The “Sunday Review” section of today’s New York Times contains a dialogue on “Uniting America through National Service,” sparked by a recent suggestion by David Brooks that the nation needs a national service program in order to unite the separating classes in American society. Those in favor of mandatory national service point out its potential for building individual character, uniting the nation, making national leaders consider military engagement abroad more carefully, and contributing to the civic infrastructure. These arguments are generally thoughtful and moderate. Nevertheless, I remain intensely opposed to any program of mandatory national service precisely because it would be mandatory, because it would be national, and because it would require service.
A mandate incumbent upon all Americans would require a means of compulsion, a system of compulsion, and a program of compulsion. By “means of compulsion,” I mean there would have to be some way of forcing people to take part, whether they choose to or not. Force is least required when people will participate voluntarily. For most of American history, a peacetime draft was unworkable precisely because it would meet with so much resistance. Even the wartime draft during the Civil War provoked draft riots in New York. On the eve of American entry into World War I, no less a person than Speaker of the House Champ Clark declared of his home state “Missouri sees precious little difference between a conscript and a convict,” and during the war some Oklahomans rose up against the draft in the “green corn rebellion.” Although some draft resisters did go to jail in World War II, the Japanese attack on Pearl Harbor and popular feeling that the war was unavoidable created enough support among the American public that people were willing to accept a draft as a necessary measure for conducting a large-scale war. During the Cold War that followed, Americans for the first time largely accepted a peace time draft because they tended to see this as essential to maintaining defense against what was perceived as the ever-present threat of the Soviet Union. Even then, though, the draft only worked as a “selective service system,” that did not fall on every one. This selective system fell apart when popular support for American policy would no longer suffice to maintain even the selective use of compulsion. A universal mandate would mean that even if 90% of Americans supported national service, one out of every ten people would still have to be coerced. That is a pretty big portion of the population to coerce in a supposedly free society, and every indication is that real percentage would be much greater than this.
A system of compulsion must follow from the chosen means. In the case of the military draft, the system of compulsion is usually either a branch of the service or prison. It seems to me that if one advocates universal mandatory service, one must also advocate a vast system of prison camps for dissenters, as well as companies of national service for those who support or at least accept the universal mandate. This may well contribute to the national infrastructure. During the 1930s, both the new National Socialist service programs and the prison camps contributed to building the German infrastructure. Similarly, the Gulag provided slave labor to the Soviet system, while collectivization pressed the “free” population into service. Presumably, neither the American national service corps nor the American prison camps would be as intensely coercive as these totalitarian societies, but there is no question that a universal mandate would push everyone into some sort of system of coerced labor.

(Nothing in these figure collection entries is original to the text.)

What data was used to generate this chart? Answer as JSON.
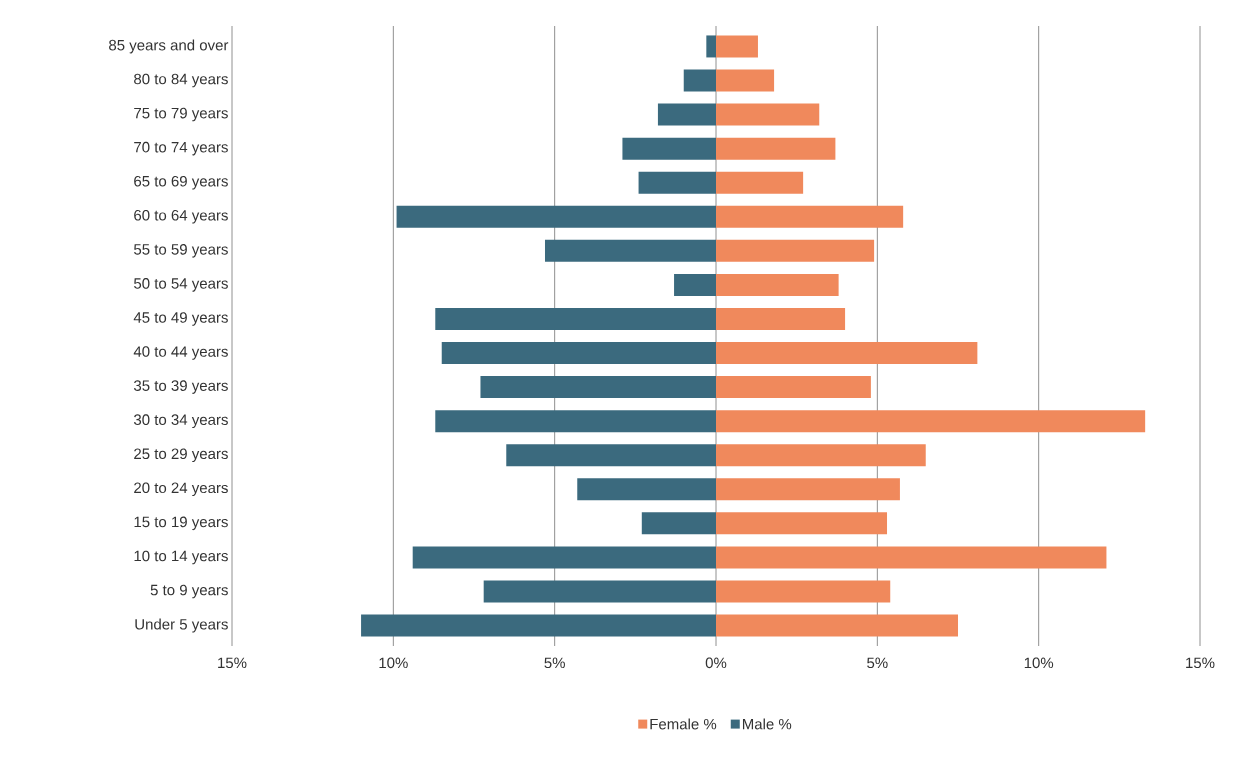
{
  "chart_data": {
    "type": "bar",
    "orientation": "horizontal",
    "categories": [
      "85 years and over",
      "80 to 84 years",
      "75 to 79 years",
      "70 to 74 years",
      "65 to 69 years",
      "60 to 64 years",
      "55 to 59 years",
      "50 to 54 years",
      "45 to 49 years",
      "40 to 44 years",
      "35 to 39 years",
      "30 to 34 years",
      "25 to 29 years",
      "20 to 24 years",
      "15 to 19 years",
      "10 to 14 years",
      "5 to 9 years",
      "Under 5 years"
    ],
    "series": [
      {
        "name": "Female %",
        "color": "#f0895c",
        "values": [
          1.3,
          1.8,
          3.2,
          3.7,
          2.7,
          5.8,
          4.9,
          3.8,
          4.0,
          8.1,
          4.8,
          13.3,
          6.5,
          5.7,
          5.3,
          12.1,
          5.4,
          7.5
        ]
      },
      {
        "name": "Male %",
        "color": "#3b6a7e",
        "values": [
          -0.3,
          -1.0,
          -1.8,
          -2.9,
          -2.4,
          -9.9,
          -5.3,
          -1.3,
          -8.7,
          -8.5,
          -7.3,
          -8.7,
          -6.5,
          -4.3,
          -2.3,
          -9.4,
          -7.2,
          -11.0
        ]
      }
    ],
    "xlim": [
      -15,
      15
    ],
    "xticks": [
      {
        "value": -15,
        "label": "15%"
      },
      {
        "value": -10,
        "label": "10%"
      },
      {
        "value": -5,
        "label": "5%"
      },
      {
        "value": 0,
        "label": "0%"
      },
      {
        "value": 5,
        "label": "5%"
      },
      {
        "value": 10,
        "label": "10%"
      },
      {
        "value": 15,
        "label": "15%"
      }
    ],
    "grid": "x",
    "legend": "bottom",
    "stacked": true
  }
}
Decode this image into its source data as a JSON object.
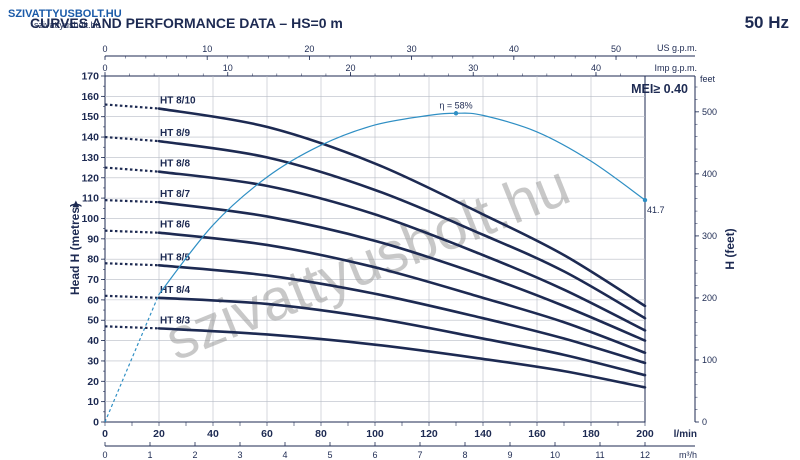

While in a system of political compulsion, people undergo a program of compulsion. I note that many of the advocates of mandatory national service maintain that this would make “better citizens” of Americans. In order to achieve this goal, though, the national service companies (and the prison camps) would need to include, either explicitly or implicitly, a program of citizenship training. This would of necessity follow an organizational definition of what constitutes good citizenship, and would unavoidably be a course of indoctrination by federal officers.
This brings us to why the “national” part would be problematic. I often point to the Tocquevillean ideal of local voluntary organizations as a basis for American democracy. Along these lines, the sociologist Robert Nisbet argued that centralized national institutions tend to replace local institutions. A dictatorship arises when a polity does not consist of a nation-wide set of interconnections within local communities, but of atomized individuals connected to a powerful central state. If we want to destroy voluntary local associations and replace them with a system of authoritarianism, I can think of no better way than to force every individual into service to the central state.
The system of national compulsion would, further, entail a huge bureaucracy. This, of course, should pose no problem for those who believe that government should be unlimited in size as well as in power. It would also mean a vast expansion of opportunities for a “new class” of administrators and power brokers who would decide what all the national servants should do. It is unlikely, though, that the bureaucracy would be very efficient economically.
Finally, we come to the issue of service itself. Given the intellectual agility of the Supreme Court, I think it is entirely possible that the justices would not find compulsory service synonymous with involuntary servitude, and that mandatory national service would not be ruled as violating the thirteenth amendment. But if we turn everyone into a servant of the nation, this does not only mean we would take away every individual’s autonomy. Since the nation is an abstraction, in real terms this would mean making every person in the United States a humble servant of government officials. If that is what you want, then you should support the call for national service.